Twitter bloqueia SEP (Austrália) por defender Berger e Assange

O Twitter bloqueou ontem a conta do Socialist Equality Party (Austrália), impossibilitando-o de postar conteúdo, emitir respostas ou enviar mensagens


─ WSWS.ORG, Oscar Grenfell ─ Em um ato significativo de censura política, o Twitter bloqueou ontem a conta do Socialist Equality Party (Austrália), impossibilitando-o de postar conteúdo, emitir respostas ou enviar mensagens. Com efeito, tal bloqueio desabilita uma conta.

A proibição foi imposta na quinta-feira de manhã, horário australiano. Uma notificação enviada à conta SEP declarou que havia violado regras não especificadas e foi bloqueada por 12 horas. A mensagem forneceu um link para as diretrizes gerais do usuário do Twitter. Não havia como recorrer da decisão.

Ao mesmo tempo, um vídeo publicado anteriormente na conta do SEP foi ocultado pela administração do Twitter.
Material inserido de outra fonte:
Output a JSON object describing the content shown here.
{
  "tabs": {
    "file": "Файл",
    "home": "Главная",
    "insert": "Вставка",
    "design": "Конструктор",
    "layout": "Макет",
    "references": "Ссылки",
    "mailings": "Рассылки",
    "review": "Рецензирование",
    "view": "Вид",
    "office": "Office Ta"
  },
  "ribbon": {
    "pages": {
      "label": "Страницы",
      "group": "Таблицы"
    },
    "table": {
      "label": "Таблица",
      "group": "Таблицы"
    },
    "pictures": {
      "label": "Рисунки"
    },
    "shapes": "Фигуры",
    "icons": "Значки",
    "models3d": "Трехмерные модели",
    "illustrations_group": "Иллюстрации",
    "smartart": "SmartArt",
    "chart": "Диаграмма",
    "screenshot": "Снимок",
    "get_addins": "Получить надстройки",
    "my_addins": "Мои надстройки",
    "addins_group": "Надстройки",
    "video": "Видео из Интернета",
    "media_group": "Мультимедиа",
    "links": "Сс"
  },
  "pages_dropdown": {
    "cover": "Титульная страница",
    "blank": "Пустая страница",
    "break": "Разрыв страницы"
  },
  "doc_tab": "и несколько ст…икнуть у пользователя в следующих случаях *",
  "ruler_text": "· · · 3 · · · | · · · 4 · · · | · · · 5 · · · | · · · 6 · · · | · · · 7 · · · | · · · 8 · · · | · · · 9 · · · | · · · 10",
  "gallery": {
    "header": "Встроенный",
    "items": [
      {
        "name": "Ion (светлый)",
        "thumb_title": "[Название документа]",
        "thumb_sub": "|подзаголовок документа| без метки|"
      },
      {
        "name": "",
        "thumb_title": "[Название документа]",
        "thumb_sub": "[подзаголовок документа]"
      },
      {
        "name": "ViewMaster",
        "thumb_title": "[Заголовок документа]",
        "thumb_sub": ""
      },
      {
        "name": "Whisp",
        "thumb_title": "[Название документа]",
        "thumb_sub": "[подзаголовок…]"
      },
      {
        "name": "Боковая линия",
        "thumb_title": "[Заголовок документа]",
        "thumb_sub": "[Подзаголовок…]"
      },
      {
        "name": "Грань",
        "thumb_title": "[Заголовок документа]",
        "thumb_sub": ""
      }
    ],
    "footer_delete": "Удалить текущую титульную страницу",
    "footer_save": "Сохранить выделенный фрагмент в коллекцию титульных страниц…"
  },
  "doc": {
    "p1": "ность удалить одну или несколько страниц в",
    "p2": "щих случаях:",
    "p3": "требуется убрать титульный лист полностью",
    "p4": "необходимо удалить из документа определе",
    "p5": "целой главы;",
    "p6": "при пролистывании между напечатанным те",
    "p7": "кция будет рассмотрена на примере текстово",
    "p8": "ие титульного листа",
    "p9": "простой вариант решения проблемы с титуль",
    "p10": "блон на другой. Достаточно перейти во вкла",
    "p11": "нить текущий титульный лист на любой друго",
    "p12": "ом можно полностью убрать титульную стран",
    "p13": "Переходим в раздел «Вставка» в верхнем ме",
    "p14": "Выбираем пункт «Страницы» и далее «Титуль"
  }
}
Onde o vídeo estava, uma declaração no Twitter declarava: “Este Tweet violou as regras do Twitter”.

O vídeo em questão tem 59 segundos de duração e chama a atenção para os ataques oficiais a quatro indivíduos que foram apontados por suas atividades de liberdade de expressão. O vídeo foi postado como parte da campanha do SEP em defesa do Dr. David Berger, um clínico geral australiano que foi alvo de se opor ao programa oficial “let it rip” de infecção em massa por COVID.

O vídeo pode ser visto nas contas do Instagram e Facebook do SEP. Também pode ser visto abaixo.
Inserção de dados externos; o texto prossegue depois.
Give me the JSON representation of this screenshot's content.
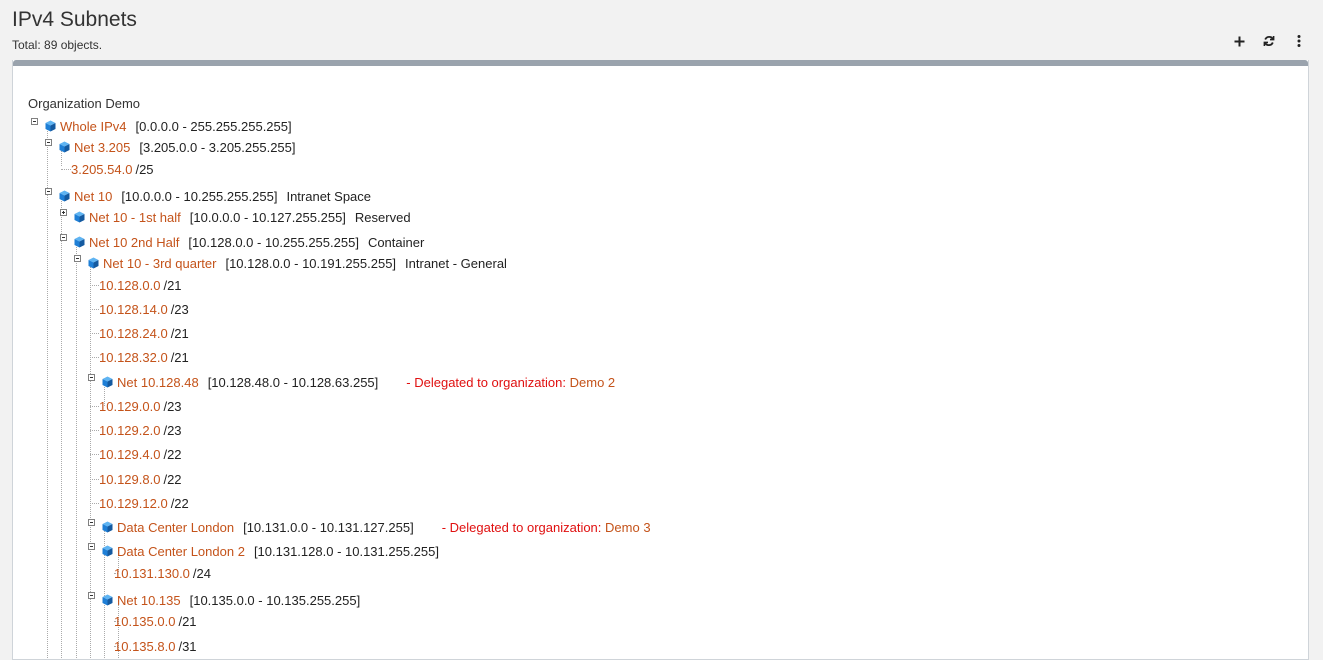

Após a proibição de 12 horas, quinta-feira à noite, horário australiano, a conta SEP permaneceu bloqueada. Uma mensagem dos administradores do Twitter declarou que a sanção havia sido imposta por “violar nossas regras contra postar ou compartilhar mídia íntima produzida/distribuída de forma privada de alguém sem seu consentimento expresso”.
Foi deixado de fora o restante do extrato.